I sighed in agreement. “So much of the western tradition has been built around strategies for dealing with our unruly minds,” I said, thinking of the Desert Mothers and Fathers who struggled against the logismoi, or the “afflictive thoughts” of pride, avarice, lust, and so forth (this led to the formulation of the “seven deadly sins” but to the Desert dwellers, the thoughts were seen as a nuisance even before they became sinful). The problem with the afflictive thoughts had to do with their “stickiness” — it’s easy to get hung up on thoughts about material possessions, or strong emotions, or burning desire, which tends to choke off the kind of serenity and inner balance that allows contemplation to thrive.

“So we move from our thoughts, which tend to be chaotic and unruly, into our hearts, which are marked by spacious silence,” I remarked. “Exactly,” said Ray, “but in the west we never take it deeper than that.”

It was an interesting insight.
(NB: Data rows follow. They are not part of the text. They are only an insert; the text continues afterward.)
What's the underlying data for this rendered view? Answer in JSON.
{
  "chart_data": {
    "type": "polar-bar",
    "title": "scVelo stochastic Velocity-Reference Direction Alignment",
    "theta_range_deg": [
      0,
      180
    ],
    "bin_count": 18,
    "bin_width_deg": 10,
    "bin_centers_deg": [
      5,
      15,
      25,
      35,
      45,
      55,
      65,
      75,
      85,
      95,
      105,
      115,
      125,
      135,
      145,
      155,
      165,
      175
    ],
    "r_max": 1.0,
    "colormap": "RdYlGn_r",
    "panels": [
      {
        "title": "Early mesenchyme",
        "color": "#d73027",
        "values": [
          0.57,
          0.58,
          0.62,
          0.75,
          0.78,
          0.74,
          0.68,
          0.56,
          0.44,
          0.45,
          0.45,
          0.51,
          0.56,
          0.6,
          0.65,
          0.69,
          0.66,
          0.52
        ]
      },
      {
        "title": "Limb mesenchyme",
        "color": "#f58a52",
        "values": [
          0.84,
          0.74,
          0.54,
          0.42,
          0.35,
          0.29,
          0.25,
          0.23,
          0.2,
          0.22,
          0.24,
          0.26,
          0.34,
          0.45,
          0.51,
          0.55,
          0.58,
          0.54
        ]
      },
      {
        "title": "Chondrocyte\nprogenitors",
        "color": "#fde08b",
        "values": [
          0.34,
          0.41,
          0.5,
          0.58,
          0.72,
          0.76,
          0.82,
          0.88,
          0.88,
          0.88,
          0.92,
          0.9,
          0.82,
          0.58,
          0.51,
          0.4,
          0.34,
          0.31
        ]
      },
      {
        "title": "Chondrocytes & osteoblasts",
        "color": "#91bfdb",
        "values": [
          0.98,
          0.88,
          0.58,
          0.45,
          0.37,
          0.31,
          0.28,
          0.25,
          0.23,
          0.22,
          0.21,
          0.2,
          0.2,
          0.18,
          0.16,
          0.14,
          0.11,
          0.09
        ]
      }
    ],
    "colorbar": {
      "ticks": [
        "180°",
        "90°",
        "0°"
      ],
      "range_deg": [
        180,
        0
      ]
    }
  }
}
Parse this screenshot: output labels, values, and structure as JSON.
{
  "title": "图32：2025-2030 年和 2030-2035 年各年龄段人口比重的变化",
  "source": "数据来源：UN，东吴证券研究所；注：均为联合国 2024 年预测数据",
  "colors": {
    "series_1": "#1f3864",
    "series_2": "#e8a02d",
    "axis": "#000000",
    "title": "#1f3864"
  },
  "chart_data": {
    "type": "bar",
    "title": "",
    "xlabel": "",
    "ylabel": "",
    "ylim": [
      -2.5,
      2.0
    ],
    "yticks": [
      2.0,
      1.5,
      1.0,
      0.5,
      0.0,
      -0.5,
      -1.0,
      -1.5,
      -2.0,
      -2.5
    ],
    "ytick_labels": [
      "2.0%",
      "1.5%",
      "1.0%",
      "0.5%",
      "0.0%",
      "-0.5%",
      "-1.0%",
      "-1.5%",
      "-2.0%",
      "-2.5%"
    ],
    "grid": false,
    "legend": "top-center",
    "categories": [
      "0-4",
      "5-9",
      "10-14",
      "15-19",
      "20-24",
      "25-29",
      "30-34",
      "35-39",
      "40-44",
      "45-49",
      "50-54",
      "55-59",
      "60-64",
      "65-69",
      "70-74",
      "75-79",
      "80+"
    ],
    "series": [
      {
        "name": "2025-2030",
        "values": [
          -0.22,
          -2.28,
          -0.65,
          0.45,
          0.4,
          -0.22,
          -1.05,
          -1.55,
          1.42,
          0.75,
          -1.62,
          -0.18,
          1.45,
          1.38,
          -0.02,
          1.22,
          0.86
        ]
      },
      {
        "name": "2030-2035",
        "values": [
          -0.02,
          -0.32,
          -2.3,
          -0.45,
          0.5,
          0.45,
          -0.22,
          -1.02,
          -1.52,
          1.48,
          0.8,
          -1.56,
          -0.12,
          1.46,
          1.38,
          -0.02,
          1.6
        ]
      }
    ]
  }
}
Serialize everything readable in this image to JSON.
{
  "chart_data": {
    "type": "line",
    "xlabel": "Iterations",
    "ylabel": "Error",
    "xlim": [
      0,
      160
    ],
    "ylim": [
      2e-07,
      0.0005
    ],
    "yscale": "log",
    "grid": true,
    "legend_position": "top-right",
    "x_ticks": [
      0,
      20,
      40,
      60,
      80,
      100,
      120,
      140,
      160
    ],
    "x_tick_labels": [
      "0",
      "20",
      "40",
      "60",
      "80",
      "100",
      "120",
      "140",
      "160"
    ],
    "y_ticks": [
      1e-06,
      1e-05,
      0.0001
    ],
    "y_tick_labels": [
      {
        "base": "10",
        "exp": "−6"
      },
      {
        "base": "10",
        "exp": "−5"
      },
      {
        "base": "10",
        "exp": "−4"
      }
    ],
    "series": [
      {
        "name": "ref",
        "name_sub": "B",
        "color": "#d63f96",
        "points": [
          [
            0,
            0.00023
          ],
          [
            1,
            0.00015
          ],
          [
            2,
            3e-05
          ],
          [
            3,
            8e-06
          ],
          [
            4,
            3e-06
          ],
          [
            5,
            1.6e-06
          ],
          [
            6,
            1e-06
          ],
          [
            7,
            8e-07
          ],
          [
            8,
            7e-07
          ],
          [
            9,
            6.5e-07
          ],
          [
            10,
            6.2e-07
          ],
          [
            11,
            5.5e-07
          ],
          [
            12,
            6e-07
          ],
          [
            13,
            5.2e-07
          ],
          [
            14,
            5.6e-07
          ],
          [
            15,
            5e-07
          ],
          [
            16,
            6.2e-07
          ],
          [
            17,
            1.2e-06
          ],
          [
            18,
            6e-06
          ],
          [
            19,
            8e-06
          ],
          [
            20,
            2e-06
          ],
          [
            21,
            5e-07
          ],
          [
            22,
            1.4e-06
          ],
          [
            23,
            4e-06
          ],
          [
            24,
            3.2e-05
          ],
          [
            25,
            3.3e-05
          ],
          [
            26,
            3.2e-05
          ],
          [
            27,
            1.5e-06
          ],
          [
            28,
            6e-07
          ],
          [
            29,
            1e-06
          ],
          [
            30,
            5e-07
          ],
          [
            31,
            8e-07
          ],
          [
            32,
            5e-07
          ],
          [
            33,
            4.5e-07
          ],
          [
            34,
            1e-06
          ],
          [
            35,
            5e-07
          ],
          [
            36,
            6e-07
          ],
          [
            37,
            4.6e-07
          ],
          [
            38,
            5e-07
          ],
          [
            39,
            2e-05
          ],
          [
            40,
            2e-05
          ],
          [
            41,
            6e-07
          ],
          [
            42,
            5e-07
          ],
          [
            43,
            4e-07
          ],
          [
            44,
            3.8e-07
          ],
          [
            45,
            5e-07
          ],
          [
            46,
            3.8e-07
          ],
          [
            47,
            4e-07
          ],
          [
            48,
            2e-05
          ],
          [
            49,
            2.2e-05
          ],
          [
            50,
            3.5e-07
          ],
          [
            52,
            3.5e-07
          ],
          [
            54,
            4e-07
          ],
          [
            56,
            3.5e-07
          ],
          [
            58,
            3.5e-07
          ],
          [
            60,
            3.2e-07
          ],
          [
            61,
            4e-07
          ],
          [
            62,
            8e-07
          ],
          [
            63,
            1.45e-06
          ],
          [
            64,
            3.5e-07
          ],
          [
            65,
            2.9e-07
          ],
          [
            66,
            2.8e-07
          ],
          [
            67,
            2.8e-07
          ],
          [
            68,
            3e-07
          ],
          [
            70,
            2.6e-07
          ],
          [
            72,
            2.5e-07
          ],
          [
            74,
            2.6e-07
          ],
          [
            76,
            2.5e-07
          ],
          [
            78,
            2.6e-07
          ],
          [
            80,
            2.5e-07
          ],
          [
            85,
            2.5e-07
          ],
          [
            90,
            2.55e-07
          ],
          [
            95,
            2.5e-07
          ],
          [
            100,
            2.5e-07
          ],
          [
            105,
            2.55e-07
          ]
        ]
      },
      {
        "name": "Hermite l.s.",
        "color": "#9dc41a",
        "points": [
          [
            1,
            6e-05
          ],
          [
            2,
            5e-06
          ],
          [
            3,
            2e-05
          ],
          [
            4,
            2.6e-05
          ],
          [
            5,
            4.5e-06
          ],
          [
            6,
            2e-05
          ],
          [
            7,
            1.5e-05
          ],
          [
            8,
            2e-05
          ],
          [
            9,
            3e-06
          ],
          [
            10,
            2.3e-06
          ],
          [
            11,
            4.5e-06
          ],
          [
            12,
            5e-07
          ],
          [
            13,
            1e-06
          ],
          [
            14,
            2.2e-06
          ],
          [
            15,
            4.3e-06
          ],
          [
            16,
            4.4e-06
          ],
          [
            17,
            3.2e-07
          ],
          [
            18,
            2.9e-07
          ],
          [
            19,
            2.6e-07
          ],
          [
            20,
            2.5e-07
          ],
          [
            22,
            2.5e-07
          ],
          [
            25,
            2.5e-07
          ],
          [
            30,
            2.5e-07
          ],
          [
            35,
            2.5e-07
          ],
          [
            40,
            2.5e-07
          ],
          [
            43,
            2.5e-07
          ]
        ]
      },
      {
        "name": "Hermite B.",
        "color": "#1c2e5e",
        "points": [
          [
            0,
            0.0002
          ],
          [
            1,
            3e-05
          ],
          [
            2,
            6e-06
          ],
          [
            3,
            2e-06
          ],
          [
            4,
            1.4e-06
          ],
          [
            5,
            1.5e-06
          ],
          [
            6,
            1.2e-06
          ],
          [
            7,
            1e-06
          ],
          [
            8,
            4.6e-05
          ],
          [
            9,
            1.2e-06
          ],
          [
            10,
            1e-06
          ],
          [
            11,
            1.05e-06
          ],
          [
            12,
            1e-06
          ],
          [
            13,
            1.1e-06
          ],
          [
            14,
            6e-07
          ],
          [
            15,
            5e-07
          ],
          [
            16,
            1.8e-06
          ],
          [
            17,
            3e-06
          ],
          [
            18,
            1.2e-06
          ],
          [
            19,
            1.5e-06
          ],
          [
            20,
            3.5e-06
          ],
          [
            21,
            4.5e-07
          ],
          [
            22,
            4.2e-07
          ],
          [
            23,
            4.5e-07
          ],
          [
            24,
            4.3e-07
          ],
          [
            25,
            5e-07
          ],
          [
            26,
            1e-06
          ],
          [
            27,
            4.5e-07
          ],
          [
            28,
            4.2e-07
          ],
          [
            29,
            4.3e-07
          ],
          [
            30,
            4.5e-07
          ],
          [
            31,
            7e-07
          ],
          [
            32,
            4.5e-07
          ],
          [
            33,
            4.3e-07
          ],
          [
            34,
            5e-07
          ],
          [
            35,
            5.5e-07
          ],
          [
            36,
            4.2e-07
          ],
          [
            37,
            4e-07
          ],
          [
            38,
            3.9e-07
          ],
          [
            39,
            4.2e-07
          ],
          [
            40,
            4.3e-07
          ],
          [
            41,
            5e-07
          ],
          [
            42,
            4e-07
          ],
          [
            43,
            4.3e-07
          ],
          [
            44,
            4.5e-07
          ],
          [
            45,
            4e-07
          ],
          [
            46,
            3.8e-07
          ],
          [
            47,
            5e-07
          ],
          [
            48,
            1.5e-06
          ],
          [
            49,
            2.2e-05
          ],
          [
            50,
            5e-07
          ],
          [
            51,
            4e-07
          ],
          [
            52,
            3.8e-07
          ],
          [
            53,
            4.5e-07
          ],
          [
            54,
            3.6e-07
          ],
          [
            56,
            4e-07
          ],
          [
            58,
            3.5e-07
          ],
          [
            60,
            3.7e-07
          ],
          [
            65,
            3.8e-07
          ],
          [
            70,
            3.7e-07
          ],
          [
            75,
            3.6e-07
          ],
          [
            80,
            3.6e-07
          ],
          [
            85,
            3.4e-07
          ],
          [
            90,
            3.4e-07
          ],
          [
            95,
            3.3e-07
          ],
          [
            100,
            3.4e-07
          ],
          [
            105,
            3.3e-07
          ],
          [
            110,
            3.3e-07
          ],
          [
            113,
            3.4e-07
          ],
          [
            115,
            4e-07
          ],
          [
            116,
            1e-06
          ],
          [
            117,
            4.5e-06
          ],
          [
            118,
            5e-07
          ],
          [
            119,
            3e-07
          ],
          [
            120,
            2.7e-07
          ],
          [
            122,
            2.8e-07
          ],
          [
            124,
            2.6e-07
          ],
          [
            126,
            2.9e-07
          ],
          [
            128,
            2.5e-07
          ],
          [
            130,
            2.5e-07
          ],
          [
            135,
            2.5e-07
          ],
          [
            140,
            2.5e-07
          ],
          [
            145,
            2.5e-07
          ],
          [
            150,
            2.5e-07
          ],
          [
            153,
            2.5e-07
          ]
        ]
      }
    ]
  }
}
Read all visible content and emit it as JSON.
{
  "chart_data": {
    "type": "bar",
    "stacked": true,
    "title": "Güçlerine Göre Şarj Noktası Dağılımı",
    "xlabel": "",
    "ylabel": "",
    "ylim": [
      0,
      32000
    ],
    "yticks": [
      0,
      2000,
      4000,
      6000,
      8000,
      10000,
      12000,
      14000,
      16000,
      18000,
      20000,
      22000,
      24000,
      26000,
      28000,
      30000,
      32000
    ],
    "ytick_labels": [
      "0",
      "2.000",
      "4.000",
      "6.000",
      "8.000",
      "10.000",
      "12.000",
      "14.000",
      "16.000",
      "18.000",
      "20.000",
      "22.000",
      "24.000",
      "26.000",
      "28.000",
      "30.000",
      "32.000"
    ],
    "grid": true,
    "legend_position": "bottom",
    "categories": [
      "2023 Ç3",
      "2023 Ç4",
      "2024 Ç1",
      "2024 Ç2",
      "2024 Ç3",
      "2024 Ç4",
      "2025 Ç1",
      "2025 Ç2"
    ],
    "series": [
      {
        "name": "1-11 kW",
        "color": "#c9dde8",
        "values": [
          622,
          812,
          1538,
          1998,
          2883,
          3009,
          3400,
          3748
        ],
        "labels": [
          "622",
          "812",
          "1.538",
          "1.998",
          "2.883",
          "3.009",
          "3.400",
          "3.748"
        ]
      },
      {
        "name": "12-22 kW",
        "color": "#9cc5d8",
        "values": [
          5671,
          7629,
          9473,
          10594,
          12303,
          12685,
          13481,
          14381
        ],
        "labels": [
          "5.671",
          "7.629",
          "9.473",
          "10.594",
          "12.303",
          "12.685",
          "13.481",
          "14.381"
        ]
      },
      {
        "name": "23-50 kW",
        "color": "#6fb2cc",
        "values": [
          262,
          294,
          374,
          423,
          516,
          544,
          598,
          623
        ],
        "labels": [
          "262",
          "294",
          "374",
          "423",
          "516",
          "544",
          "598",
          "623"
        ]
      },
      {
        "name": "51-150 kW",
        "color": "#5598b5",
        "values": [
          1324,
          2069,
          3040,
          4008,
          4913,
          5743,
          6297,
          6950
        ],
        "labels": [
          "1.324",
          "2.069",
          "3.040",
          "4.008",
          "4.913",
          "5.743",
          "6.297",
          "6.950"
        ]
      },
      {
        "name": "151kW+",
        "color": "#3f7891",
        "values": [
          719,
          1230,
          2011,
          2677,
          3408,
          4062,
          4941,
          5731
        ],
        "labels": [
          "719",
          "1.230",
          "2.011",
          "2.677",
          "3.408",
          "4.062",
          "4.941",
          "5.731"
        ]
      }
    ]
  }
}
What is deeper than the open silence of our hearts? Traditional Christian spirituality would probably say, “only God is deeper.” But where is it we are finding God, anyway? And what about the human body? The body holds the silence of the heart, in the same way that the heart holds the incessant chatter of the mind. Our bodies are like chalices, meant to receive the precious presence of God the way that a Eucharistic chalice receives the precious blood of Christ, wine consecrated in the Mass. But  how do we pray the body? How does our spirituality foster its healing? How does embracing the silence of the heart strengthen us to more fully respond to the love of God: not just as a thought we think, but as an embodied reality we live?

“The problem with our Christian wisdom regarding theosis or deification is that we approach it through a western rationalistic lens: it has become a thought we think, or an idea we imagine, rather than a reality we incarnate,” I admitted to Ray.

This has become a part of my daily prayer. How do we, as Christians, bring our prayer, our contemplation, our spirituality into our bodies? What would that look like? What difference would it make? How would it impact our health and our wellness? And perhaps most important of all — since Christianity is a communal, social faith — how would that make a difference to the larger Body of Christ — i.e., the Church, the community of faith?

I have no snappy answers to these questions. Rather, I’m posting this here for you, readers of this blog, to ponder these questions with me. As we pray, as we read the writings of great mystics past and present, and as we explore interfaith wisdom as a way to deepen our own faith in Christ, let’s hold these questions in our hearts and minds. Perhaps the Holy Spirit is calling us in the third millennium to generate a truly incarnational, embodied, holistic/nondual mysticism, that lives as much in our flesh and bones as in our minds and thoughts.